Dude, I just woke up on the floor of some random chick's floor with puke in my hair and a posted note on my forehead that said "It's over." Dude I wasn't even aware I was in a relationship...
Just ran into my ex in the WOMENS bathroom. He said I did this to him. Swore he never wore my clothes but said he liked my skirt. I need vodka.
I'd suck anything for a pizza right now
Your excuse of not making us Mac and cheese was that you couldn't find 6 cups of water...
Appropriately today was the first time I've ever GTL'd. I can't believe I made fun of this,it's rather relaxing.
I know you're on vacation but you should know I just walk of shamed through a hotel lobby while leaving a threesome on Friday the 13th. Fuck superstition, I win.
Theres either a bag of coke in my pocket or a bag of anthrax, either way last night got way to serious
I just want to have such an intense orgasm that my heart stops and I die. I mean that would kind of suck for the guy I'm fucking but then again he could be like "I'm that good"
i think ive crossed the line from sexually frustrated to sexually furious
This is what happens when you leave: I get all vulnerable and I make out with the cowboy to shut him up about Jesus.

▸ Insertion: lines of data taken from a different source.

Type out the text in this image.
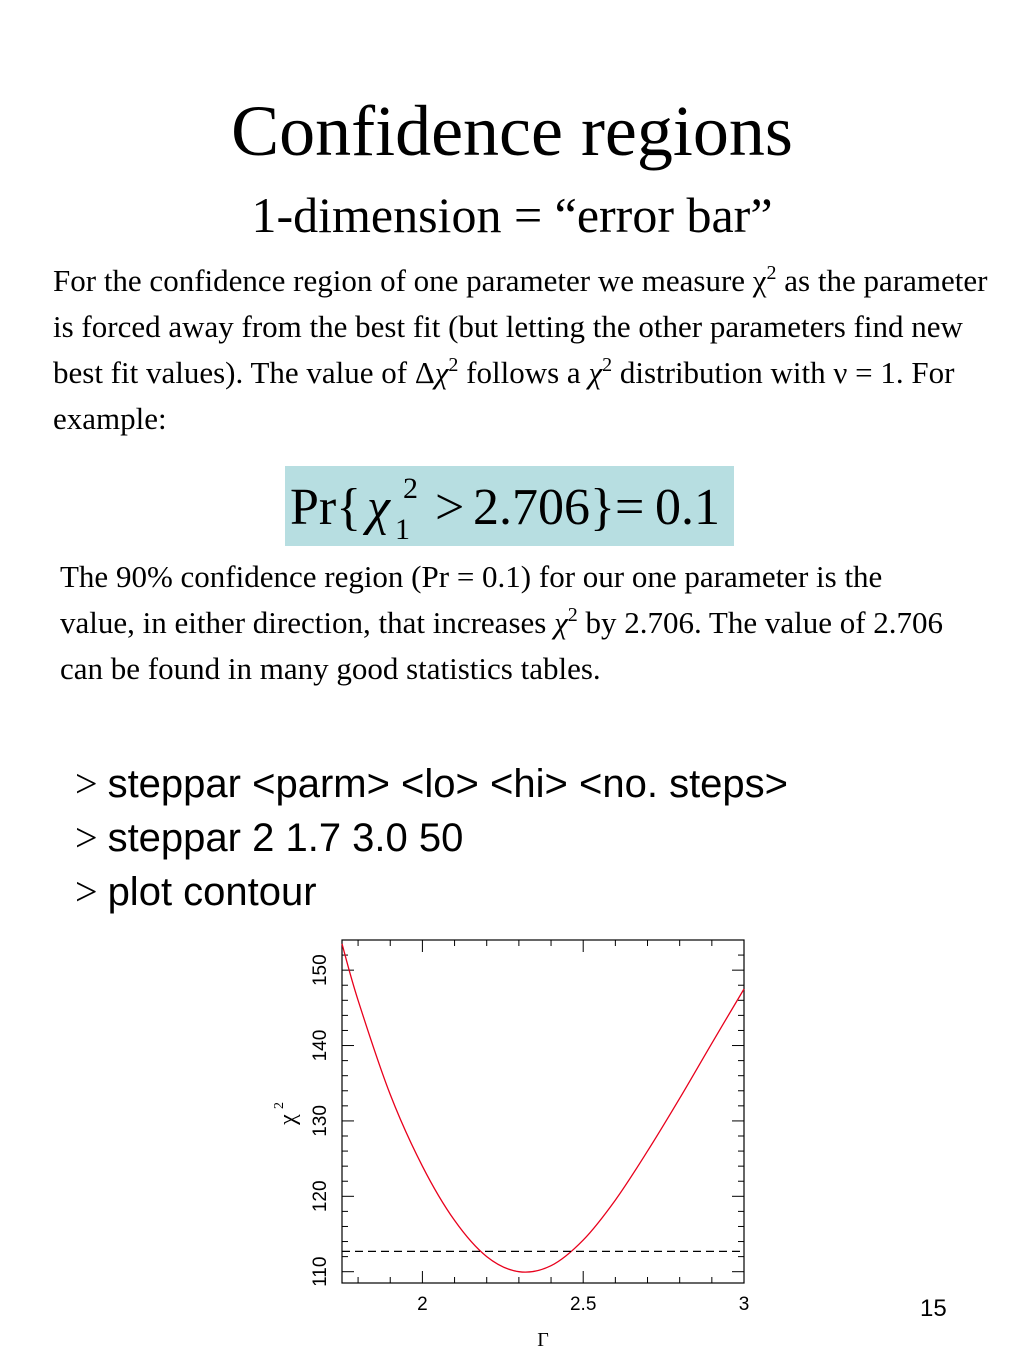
Confidence regions
1-dimension = “error bar”
For the confidence region of one parameter we measure $\chi^2$ as the parameter is forced away from the best fit (but letting the other parameters find new best fit values). The value of $\Delta\chi^2$ follows a $\chi^2$ distribution with ν = 1. For example:
Pr{ χ 2
1 > 2.706} = 0.1
The 90% confidence region (Pr = 0.1) for our one parameter is the value, in either direction, that increases $\chi^2$ by 2.706. The value of 2.706 can be found in many good statistics tables.
> steppar <parm> <lo> <hi> <no. steps>
> steppar 2 1.7 3.0 50
> plot contour
2	2.5	3
110
120
130
140
150
Γ
χ
2
15
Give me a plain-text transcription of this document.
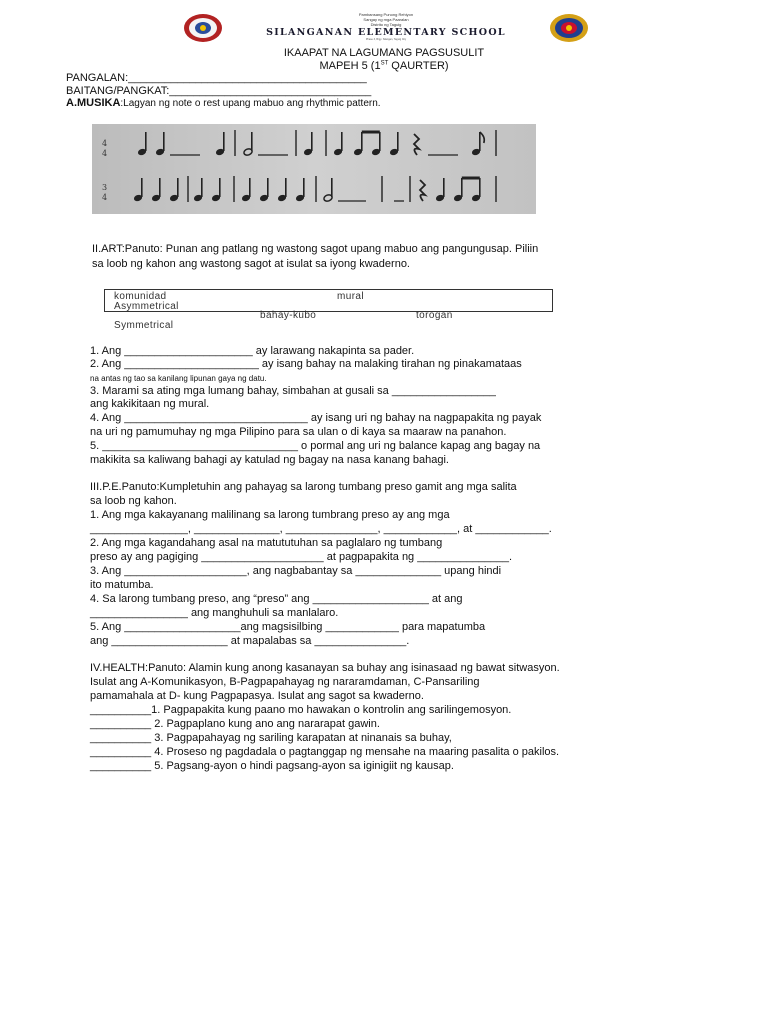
Pambansang Punong Rehiyon
Sangay ng mga Paaralan
Distrito ng Taguig
SILANGANAN ELEMENTARY SCHOOL
Phase 3, Brgy. Silangan, Taguig City
IKAAPAT NA LAGUMANG PAGSUSULIT
MAPEH 5 (1ST QAURTER)
PANGALAN:_______________________________________
BAITANG/PANGKAT:_________________________________
A.MUSIKA:Lagyan ng note o rest upang mabuo ang rhythmic pattern.
4
4
3
4
II.ART:Panuto: Punan ang patlang ng wastong sagot upang mabuo ang pangungusap. Piliin
sa loob ng kahon ang wastong sagot at isulat sa iyong kwaderno.
komunidad	mural
Asymmetrical
bahay-kubo	torogan
Symmetrical
1. Ang _____________________ ay larawang nakapinta sa pader.
2. Ang ______________________ ay isang bahay na malaking tirahan ng pinakamataas
na antas ng tao sa kanilang lipunan gaya ng datu.
3. Marami sa ating mga lumang bahay, simbahan at gusali sa _________________
ang kakikitaan ng mural.
4. Ang ______________________________ ay isang uri ng bahay na nagpapakita ng payak
na uri ng pamumuhay ng mga Pilipino para sa ulan o di kaya sa maaraw na panahon.
5. ________________________________ o pormal ang uri ng balance kapag ang bagay na
makikita sa kaliwang bahagi ay katulad ng bagay na nasa kanang bahagi.
III.P.E.Panuto:Kumpletuhin ang pahayag sa larong tumbang preso gamit ang mga salita
sa loob ng kahon.
1. Ang mga kakayanang malilinang sa larong tumbrang preso ay ang mga
________________, ______________, _______________, ____________, at ____________.
2. Ang mga kagandahang asal na matututuhan sa paglalaro ng tumbang
preso ay ang pagiging ____________________ at pagpapakita ng _______________.
3. Ang ____________________, ang nagbabantay sa ______________ upang hindi
ito matumba.
4. Sa larong tumbang preso, ang “preso” ang ___________________ at ang
________________ ang manghuhuli sa manlalaro.
5. Ang ___________________ang magsisilbing ____________ para mapatumba
ang ___________________ at mapalabas sa _______________.
IV.HEALTH:Panuto: Alamin kung anong kasanayan sa buhay ang isinasaad ng bawat sitwasyon.
Isulat ang A-Komunikasyon, B-Pagpapahayag ng nararamdaman, C-Pansariling
pamamahala at D- kung Pagpapasya. Isulat ang sagot sa kwaderno.
__________1. Pagpapakita kung paano mo hawakan o kontrolin ang sarilingemosyon.
__________ 2. Pagpaplano kung ano ang nararapat gawin.
__________ 3. Pagpapahayag ng sariling karapatan at ninanais sa buhay,
__________ 4. Proseso ng pagdadala o pagtanggap ng mensahe na maaring pasalita o pakilos.
__________ 5. Pagsang-ayon o hindi pagsang-ayon sa iginigiit ng kausap.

I just don't wanna be that girl with no ride and no pants
can we not compare my dick to a children’s folk tale
I made a booty call at 3:30 am on a Monday... I think I just became the ultimate female fuckboy. I don't know whether to be ashamed or get myself a trophy.
Your phone just changed "liver" to "liquor" how dose that make you feel
He asked if I was alright. I said "Yeah, I'm just an incapacitated ball of orgasmic bliss right now."